1552年—1553年冬

“这个我记得!”我从我们搭乘的泰晤士驳船的栏杆边转过头,兴奋地对着父亲大喊,“父亲!这个我记得!我记得这些延伸到河边的花园,还有那些大房子,还有你让我送书给那位贵族的那一天,那位英国贵族,然后我看到他和公主在花园里。”

他为我挤出一个微笑,尽管他的脸仍带着漫长旅途后的疲惫。“真的吗,孩子?”他轻声问道,“那真是让我们开心的一个夏天。她说过……”说到这里他顿住了。我们从不提起母亲的名字,即使在只有我们两人的时候。起初是为了保证我们的安全,以防那些杀死她的人循迹而来;但现在我们除了逃避宗教法庭之外,也是为了逃避哀伤——那些挥之不去的哀伤。

“我们要在这儿住下吗?”我满怀希望地问着,一边打量那些美丽的湖边宫殿和平坦的草坪。几年的流离之后我渴望有一个崭新的家。

“没有比这更好的地方了,”他轻轻地说道,“我们会开一家小店,汉娜,一家很小的店。我们得重新开始生活。等我们安顿下来以后,你就能脱下这些男孩子的衣服,重新穿得像个女孩子,然后和你的小丹尼尔·卡朋特结婚。”

“我们不用再逃跑了吗?”我轻声地问。

我父亲迟疑了一下。我们逃避宗教法庭追捕的时间已经那么久,几乎对到达安全的港湾不抱期待。我们在母亲因为犹太人身份而获罪的那个晚上就开始逃跑。他们说她是假的基督徒,是个“玛拉诺”,教廷认定了她的罪,而我们早在她离开民事法庭、被送往火刑柱之前很久就已逃亡。我们离她而去,就像两个背信弃义的犹大,拼命想保住自己的皮囊,尽管我父亲后来一遍又一遍地告诉我——眼中还含着泪水——说我们肯定救不了她。如果我们那时留在阿拉贡,他们就会来追捕我们,然后我们三个都会死掉,现在却有两个人活了下来。每当我恨恨地说没有了她活着倒不如死去的时候,他就会缓慢而哀伤地告诉我,生命是最最珍贵的东西,有一天我会明白,为了救我的命,她会毫不犹豫地牺牲自己。

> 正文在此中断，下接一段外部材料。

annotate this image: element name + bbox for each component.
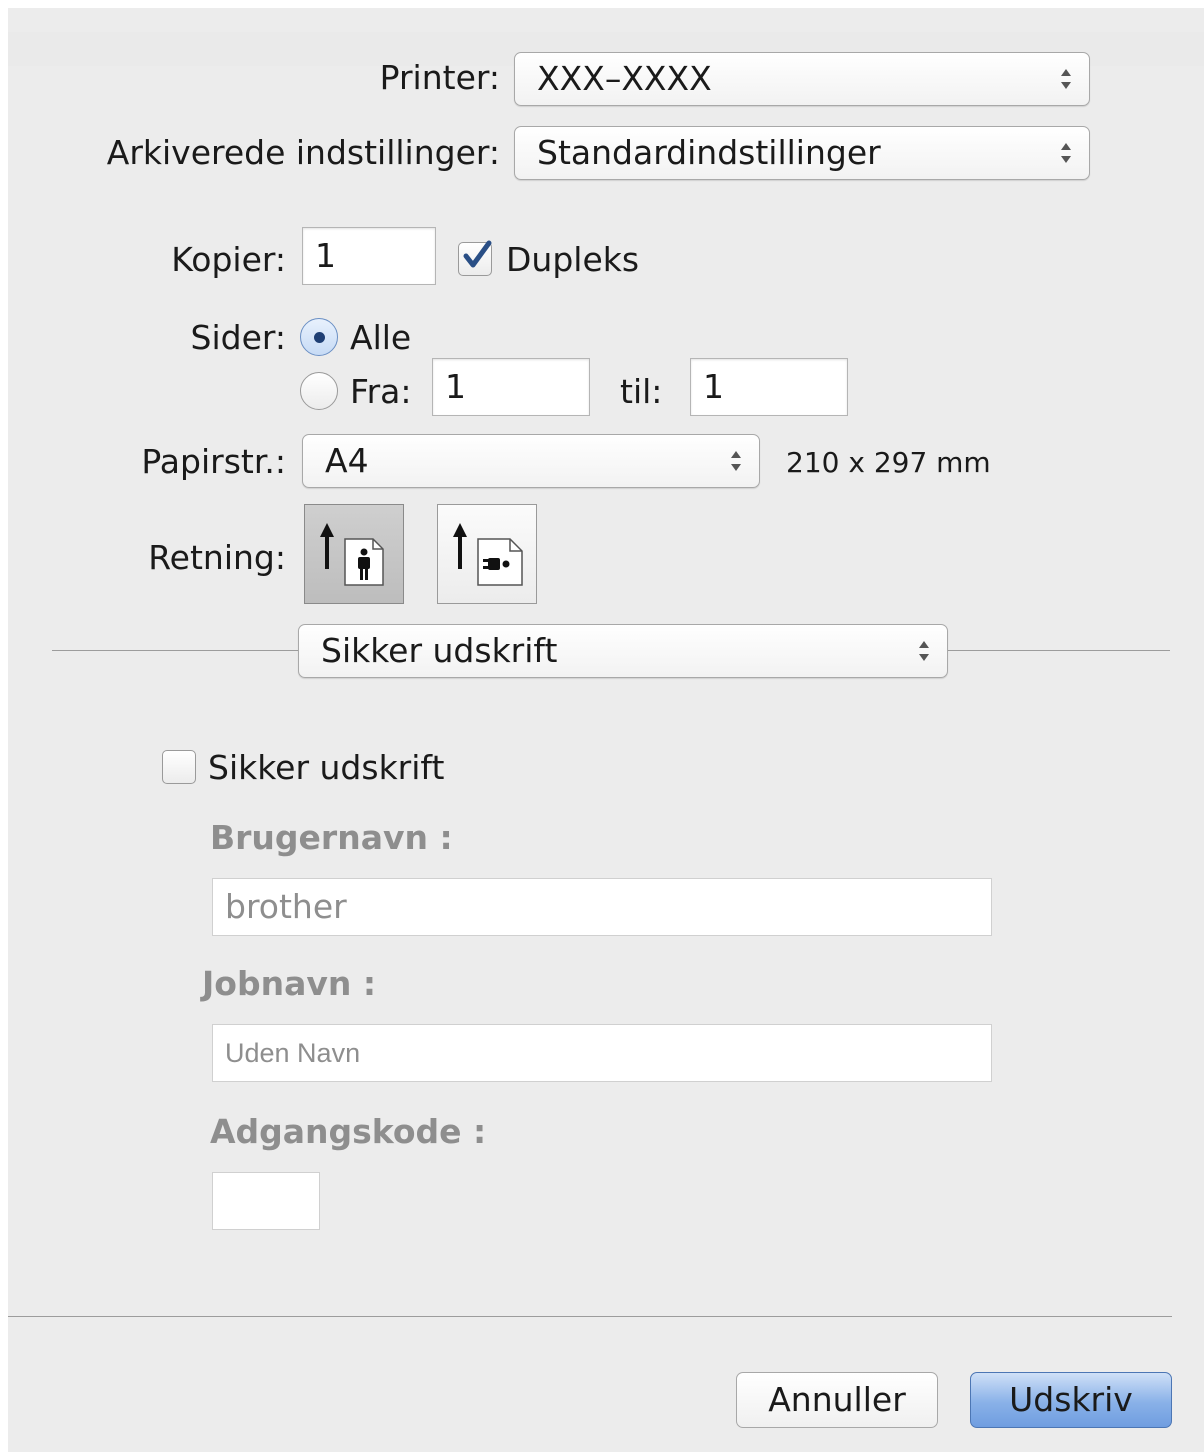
- copies-label: Kopier:: [171, 240, 286, 279]
- print-button[interactable]: Udskriv: [970, 1372, 1172, 1428]
- pages-label: Sider:: [190, 318, 286, 357]
- printer-label: Printer:: [379, 58, 500, 97]
- pages-from-label: Fra:: [350, 372, 412, 411]
- orientation-label: Retning:: [148, 538, 286, 577]
- checkmark-icon: [463, 240, 492, 268]
- landscape-orientation-button[interactable]: [437, 504, 537, 604]
- presets-popup[interactable]: Standardindstillinger: [514, 126, 1090, 180]
- pages-all-label: Alle: [350, 318, 412, 357]
- presets-value: Standardindstillinger: [537, 133, 881, 172]
- duplex-label: Dupleks: [506, 240, 640, 279]
- jobname-label: Jobnavn :: [202, 964, 377, 1003]
- updown-arrows-icon: [731, 451, 741, 471]
- pages-all-radio[interactable]: [300, 318, 338, 356]
- duplex-checkbox[interactable]: [458, 240, 492, 276]
- pages-to-label: til:: [620, 372, 663, 411]
- landscape-icon: [453, 523, 523, 586]
- pages-to-input[interactable]: 1: [690, 358, 848, 416]
- username-input[interactable]: brother: [212, 878, 992, 936]
- print-dialog: [8, 8, 1204, 1452]
- pages-from-radio[interactable]: [300, 372, 338, 410]
- secure-print-checkbox[interactable]: [162, 750, 196, 784]
- username-label: Brugernavn :: [210, 818, 453, 857]
- paper-size-value: A4: [325, 441, 369, 480]
- jobname-input[interactable]: Uden Navn: [212, 1024, 992, 1082]
- panel-selector-popup[interactable]: Sikker udskrift: [298, 624, 948, 678]
- footer-separator: [8, 1316, 1172, 1317]
- printer-value: XXX–XXXX: [537, 59, 712, 98]
- secure-print-label: Sikker udskrift: [208, 748, 445, 787]
- password-label: Adgangskode :: [210, 1112, 487, 1151]
- paper-size-popup[interactable]: A4: [302, 434, 760, 488]
- copies-input[interactable]: 1: [302, 227, 436, 285]
- panel-separator-right: [948, 650, 1170, 651]
- updown-arrows-icon: [1061, 69, 1071, 89]
- portrait-orientation-button[interactable]: [304, 504, 404, 604]
- paper-size-dimensions: 210 x 297 mm: [786, 446, 991, 479]
- paper-size-label: Papirstr.:: [141, 442, 286, 481]
- cancel-button[interactable]: Annuller: [736, 1372, 938, 1428]
- panel-selector-value: Sikker udskrift: [321, 631, 558, 670]
- password-input[interactable]: [212, 1172, 320, 1230]
- updown-arrows-icon: [1061, 143, 1071, 163]
- panel-separator-left: [52, 650, 298, 651]
- pages-from-input[interactable]: 1: [432, 358, 590, 416]
- portrait-icon: [320, 523, 384, 586]
- presets-label: Arkiverede indstillinger:: [106, 133, 500, 172]
- updown-arrows-icon: [919, 641, 929, 661]
- printer-popup[interactable]: XXX–XXXX: [514, 52, 1090, 106]
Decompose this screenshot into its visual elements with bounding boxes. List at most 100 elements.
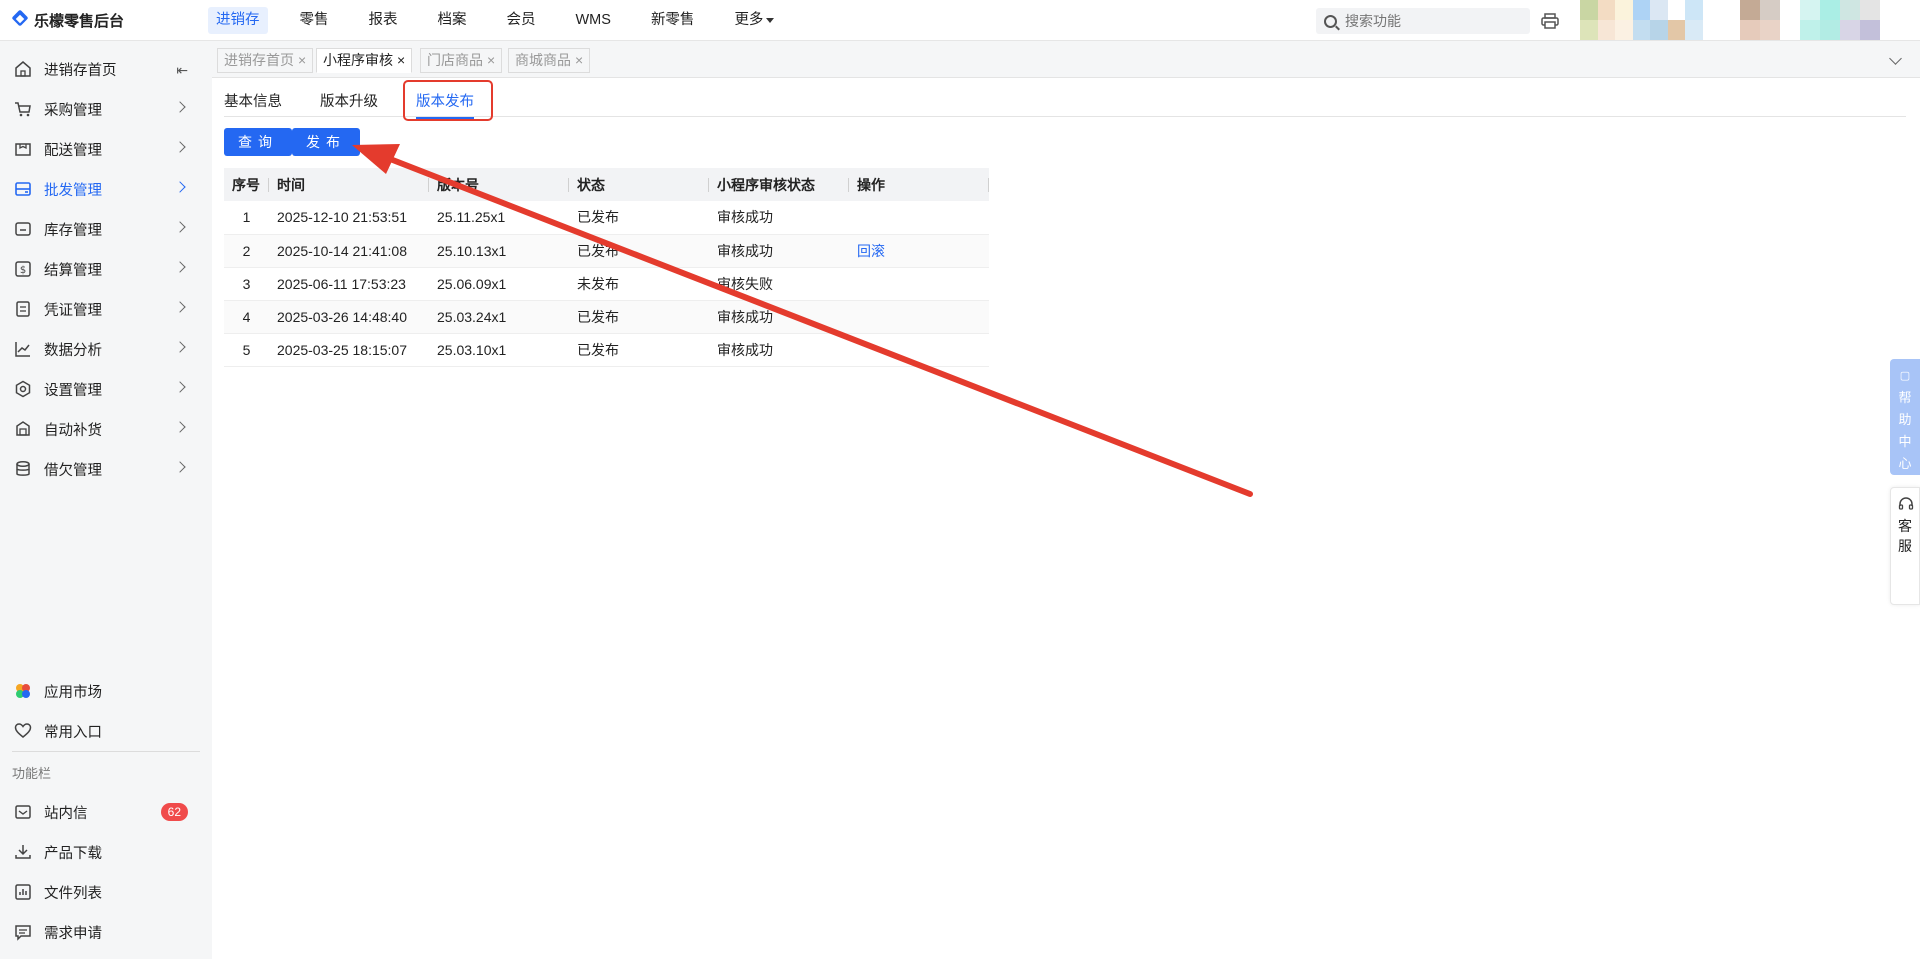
sidebar-item-auto-replenish[interactable]: 自动补货	[0, 409, 212, 449]
cell-index: 4	[224, 300, 269, 334]
chevron-right-icon	[174, 261, 186, 273]
sidebar-item-messages[interactable]: 站内信 62	[0, 792, 212, 832]
header-actions: 操作	[849, 168, 989, 201]
sub-tab-version-upgrade[interactable]: 版本升级	[320, 90, 378, 111]
table-row: 2 2025-10-14 21:41:08 25.10.13x1 已发布 审核成…	[224, 234, 989, 268]
cell-version: 25.03.24x1	[429, 300, 569, 334]
cell-index: 2	[224, 234, 269, 268]
table-header-row: 序号 时间 版本号 状态 小程序审核状态 操作	[224, 168, 989, 201]
sidebar-item-home[interactable]: 进销存首页 ⇤	[0, 49, 212, 89]
sidebar-item-label: 文件列表	[44, 885, 102, 902]
top-nav-item-more[interactable]: 更多	[726, 7, 782, 34]
sidebar-item-label: 产品下载	[44, 845, 102, 862]
sidebar-item-debt[interactable]: 借欠管理	[0, 449, 212, 489]
sidebar-item-settlement[interactable]: $ 结算管理	[0, 249, 212, 289]
page-tab-inventory-home[interactable]: 进销存首页 ×	[217, 48, 314, 73]
sidebar-item-label: 数据分析	[44, 342, 102, 359]
sidebar-item-requests[interactable]: 需求申请	[0, 912, 212, 952]
sidebar-item-file-list[interactable]: 文件列表	[0, 872, 212, 912]
chevron-right-icon	[174, 461, 186, 473]
cell-actions	[849, 300, 989, 334]
chevron-down-icon[interactable]	[1889, 52, 1902, 65]
search-icon	[1324, 14, 1337, 28]
help-center-widget[interactable]: ▢ 帮助中心	[1890, 359, 1920, 475]
publish-button[interactable]: 发布	[292, 128, 360, 156]
cell-version: 25.06.09x1	[429, 267, 569, 301]
replenish-icon	[14, 420, 32, 438]
sidebar-item-app-market[interactable]: 应用市场	[0, 671, 212, 711]
logo-icon	[12, 12, 28, 30]
sidebar-item-wholesale[interactable]: 批发管理	[0, 169, 212, 209]
sidebar-item-label: 应用市场	[44, 684, 102, 701]
sub-tab-basic-info[interactable]: 基本信息	[224, 90, 282, 111]
search-input[interactable]	[1345, 13, 1515, 29]
page-tab-label: 商城商品	[515, 52, 571, 68]
bar-chart-icon	[14, 883, 32, 901]
close-icon[interactable]: ×	[298, 52, 306, 68]
comment-icon	[14, 923, 32, 941]
app-title: 乐檬零售后台	[34, 13, 125, 30]
sidebar-item-downloads[interactable]: 产品下载	[0, 832, 212, 872]
printer-icon[interactable]	[1541, 13, 1559, 29]
app-logo[interactable]: 乐檬零售后台	[12, 10, 124, 31]
cart-icon	[14, 100, 32, 118]
sidebar-item-settings[interactable]: 设置管理	[0, 369, 212, 409]
cell-index: 3	[224, 267, 269, 301]
cell-index: 5	[224, 333, 269, 367]
sidebar-item-label: 站内信	[44, 805, 88, 822]
rollback-link[interactable]: 回滚	[857, 243, 885, 259]
sidebar-item-label: 自动补货	[44, 422, 102, 439]
top-nav-item-reports[interactable]: 报表	[361, 7, 406, 34]
cell-review-status: 审核成功	[709, 333, 849, 367]
sidebar-item-stock[interactable]: 库存管理	[0, 209, 212, 249]
page-tab-miniprogram-review[interactable]: 小程序审核 ×	[316, 48, 413, 73]
user-avatar-blurred[interactable]	[1580, 0, 1720, 40]
cell-status: 已发布	[569, 333, 709, 367]
sidebar-item-distribution[interactable]: 配送管理	[0, 129, 212, 169]
sidebar-item-analytics[interactable]: 数据分析	[0, 329, 212, 369]
top-nav-item-wms[interactable]: WMS	[568, 7, 619, 34]
cell-version: 25.11.25x1	[429, 201, 569, 235]
close-icon[interactable]: ×	[575, 52, 583, 68]
header-label: 状态	[577, 176, 605, 193]
customer-service-widget[interactable]: 客服	[1890, 487, 1920, 605]
page-tab-store-goods[interactable]: 门店商品 ×	[420, 48, 503, 73]
sidebar-item-label: 配送管理	[44, 142, 102, 159]
help-icon: ▢	[1899, 370, 1911, 382]
wholesale-icon	[14, 180, 32, 198]
close-icon[interactable]: ×	[487, 52, 495, 68]
top-nav-item-member[interactable]: 会员	[499, 7, 544, 34]
close-icon[interactable]: ×	[397, 52, 405, 68]
distribution-icon	[14, 140, 32, 158]
chevron-right-icon	[174, 221, 186, 233]
header-review-status: 小程序审核状态	[709, 168, 849, 201]
top-nav-item-archive[interactable]: 档案	[430, 7, 475, 34]
top-bar: 乐檬零售后台 进销存 零售 报表 档案 会员 WMS 新零售 更多	[0, 0, 1920, 41]
query-button[interactable]: 查询	[224, 128, 292, 156]
sidebar-item-label: 采购管理	[44, 102, 102, 119]
cell-status: 已发布	[569, 234, 709, 268]
top-nav-item-retail[interactable]: 零售	[292, 7, 337, 34]
document-icon	[14, 300, 32, 318]
headset-icon	[1898, 497, 1914, 510]
cell-review-status: 审核成功	[709, 234, 849, 268]
chevron-right-icon	[174, 341, 186, 353]
page-tab-mall-goods[interactable]: 商城商品 ×	[508, 48, 591, 73]
line-chart-icon	[14, 340, 32, 358]
sidebar-item-label: 设置管理	[44, 382, 102, 399]
cell-actions	[849, 201, 989, 235]
cell-actions	[849, 333, 989, 367]
cell-time: 2025-10-14 21:41:08	[269, 234, 429, 268]
help-center-label: 帮助中心	[1898, 390, 1912, 471]
cell-time: 2025-03-25 18:15:07	[269, 333, 429, 367]
sidebar-item-purchase[interactable]: 采购管理	[0, 89, 212, 129]
more-label: 更多	[734, 12, 764, 28]
top-nav-item-new-retail[interactable]: 新零售	[643, 7, 703, 34]
sidebar-item-voucher[interactable]: 凭证管理	[0, 289, 212, 329]
sidebar-item-favorites[interactable]: 常用入口	[0, 711, 212, 751]
cell-actions	[849, 267, 989, 301]
collapse-sidebar-icon[interactable]: ⇤	[176, 62, 188, 79]
search-box[interactable]	[1316, 8, 1530, 34]
database-icon	[14, 460, 32, 478]
top-nav-item-inventory[interactable]: 进销存	[208, 7, 268, 34]
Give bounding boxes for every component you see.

起先我们越过边境,来到葡萄牙的时候,强盗拿走了我父亲钱包里的每个硬币,只留下他的手抄本和书本,仅仅因为那些物件对他们没什么用处。在乘船去波尔多的途中,风暴来袭,而我们却住在全无遮蔽的甲板上,顶着急风暴雨和飞溅的波浪,我一度以为我们会冻死或是溺死。我们将珍贵的书本紧紧抱在怀中,仿佛它们是受不了风吹雨打的小婴儿。在走陆路前往巴黎的途中,我们一直伪装成别的身份:商人和他的小学徒,前往沙特尔城的朝圣者,行脚小贩,做观光旅行的小贵族和他的仆童,前往巴黎的著名大学的学者和他的导师。总之就是不能承认我们的伪基督教徒身份:火刑仪式的烟气仍驻留在我们的衣服上,噩梦也仍与我们的睡眠如影随形。

我们在巴黎见了母亲的亲戚,他们打发我们去阿姆斯特丹的同族那儿,而那些同族又指引我们去了伦敦。我们要在英国的天空下隐藏自己的身份,我们要变成伦敦人。我们要变成新教徒。我们要学会喜欢这一切。我必须学会喜欢。

那些族人的势力——我不能透露他们的姓名,因为他们也隐藏了自己的信仰,注定四处流浪,为所有基督教国家所不容——在伦敦的不为人知之处兴旺发展,就像在巴黎、在阿姆斯特丹那样。我们都像基督徒那样生活,遵守教会的律法、节日、斋日以及宗教仪式。我们中的许多人,就像我母亲那样,对两种信仰皆虔诚,秘密地守安息日,悄悄地燃起一支蜡烛,准备好食物,做好家务,用她依稀记得的零散犹太祷告词去铭记这一天的神圣,然后就在第二天问心无愧地去做弥撒。我的母亲教过我圣经和她仍旧记得的犹太教谕,将它们的神圣程度一视同仁。她警告我说我们家族的联系和我们的信仰都不为人知,是一个深刻而危险的秘密。我们必须谨言慎行并且相信上帝,相信我们曾经掏出过大笔资金捐赠的那些教堂,相信我们的朋友:那些和我们熟识的修女、神父和讲师。等宗教法庭到来时,我们却像无辜的鸡,被拧断脖子而不留任何痕迹。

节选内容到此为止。